Die schwach ausgeprägte nationale Identität spielte während des Zerfalls der UdSSR eine fatale Rolle 

Selbst innerhalb der Machtelite gab es Menschen wie Henads Buraukin, der Staatsrundfunk und -fernsehen der BSSR leitete und dort die belarussische Sprache förderte. Natürlich in einem abgesteckten Rahmen, aber er konnte für die belarussische Sache arbeiten. Im ZK der Kommunistischen Partei von Belarus (KPB) saß der Dichter Sjarhei Sakonnikau, der die belarussischen Schriftsteller unterstützte und mit Wassil Bykau befreundet war. Die Kaderauswahl war damals in gewissem Maße vernünftiger als heute unter Lukaschenka, wo wir beobachten können, dass in seiner Umgebung allen voran die Schmeichelhaften reüssieren, zudem ganz offene Adepten der sogenannten Russki Mir.

Natürlich war die sowjetische Periode auch eine Zeit, in der während der stalinistischen Repressionen sowohl die nationale Elite als auch einfache Belarussen vernichtet wurden. Mein Urgroßvater Wazlau, der sich während der Kollektivierung bei einer Versammlung skeptisch über das Kolchossystem geäußert hatte, wurde wegen „antisowjetischer Agitation“ (analog zum heutigen „Extremismus“) verfolgt und verbrachte viele Jahre in Straflagern und in der Verbannung. Auch die schleichende Russifizierung ist ein Phänomen der Sowjetzeit. Hier kann man aber auch nicht alles auf das kommunistische System schieben, denn viele Belarussen entsagten ihrer Muttersprache ohne jeglichen Zwang, sobald sie in die Stadt gezogen waren. Niemand steckte ihnen Nadeln unter die Nägel, sie wechselten selbst zur russischen Sprache, um nicht wie Kalchosniki zu wirken.

Diese schwach ausgeprägte nationale Identität spielte während des Zerfalls der UdSSR eine fatale Rolle. Denn im Unterschied zu den Einwohnern der damaligen baltischen Sowjetrepubliken konnten die Belarussen sich nicht entschieden von Moskau losreißen.

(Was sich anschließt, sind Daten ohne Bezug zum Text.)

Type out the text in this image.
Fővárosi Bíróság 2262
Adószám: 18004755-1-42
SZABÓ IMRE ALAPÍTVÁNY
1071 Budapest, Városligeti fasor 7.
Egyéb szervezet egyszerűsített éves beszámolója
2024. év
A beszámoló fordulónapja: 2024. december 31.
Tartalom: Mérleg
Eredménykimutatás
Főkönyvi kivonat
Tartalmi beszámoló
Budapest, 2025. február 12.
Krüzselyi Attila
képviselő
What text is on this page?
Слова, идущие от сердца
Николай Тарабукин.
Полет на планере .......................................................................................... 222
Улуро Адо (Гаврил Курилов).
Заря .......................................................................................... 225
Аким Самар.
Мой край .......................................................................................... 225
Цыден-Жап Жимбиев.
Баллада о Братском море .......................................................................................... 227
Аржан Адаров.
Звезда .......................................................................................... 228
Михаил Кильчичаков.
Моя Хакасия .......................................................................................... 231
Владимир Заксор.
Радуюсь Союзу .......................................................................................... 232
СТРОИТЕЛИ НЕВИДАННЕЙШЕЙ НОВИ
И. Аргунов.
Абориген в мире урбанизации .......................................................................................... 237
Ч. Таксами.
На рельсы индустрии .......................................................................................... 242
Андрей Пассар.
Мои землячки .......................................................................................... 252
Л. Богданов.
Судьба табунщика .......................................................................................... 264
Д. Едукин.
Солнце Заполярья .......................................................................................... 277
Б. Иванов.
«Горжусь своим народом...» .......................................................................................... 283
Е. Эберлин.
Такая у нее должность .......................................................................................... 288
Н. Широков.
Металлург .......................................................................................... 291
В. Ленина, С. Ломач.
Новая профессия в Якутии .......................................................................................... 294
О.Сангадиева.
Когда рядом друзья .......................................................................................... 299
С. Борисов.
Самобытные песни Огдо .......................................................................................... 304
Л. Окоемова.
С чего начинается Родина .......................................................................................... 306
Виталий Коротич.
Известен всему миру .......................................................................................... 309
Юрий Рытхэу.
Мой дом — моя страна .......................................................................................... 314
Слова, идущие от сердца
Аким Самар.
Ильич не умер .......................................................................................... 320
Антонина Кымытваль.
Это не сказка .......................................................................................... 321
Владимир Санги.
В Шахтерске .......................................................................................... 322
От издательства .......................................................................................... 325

Wieder etwas, womit Lukaschenka spielen konnte, als er die Schallplatte von der sogenannten brüderlichen Integration auflegte.

Hat uns 2020 in der Frage der nationalen Identität vorangebracht? Denn natürlich haben wir zunächst diese große Begeisterung gesehen, das Meer der weiß-rot-weißen Flaggen, spürten Nationalstolz und den Wunsch, uns Belarussen zu nennen. Aber jetzt erlebt das Land furchtbare Repressionen, alles Belarussische wird verdrängt, Bücher werden verboten, Lehrbücher umgeschrieben und an russische Narrative angeglichen.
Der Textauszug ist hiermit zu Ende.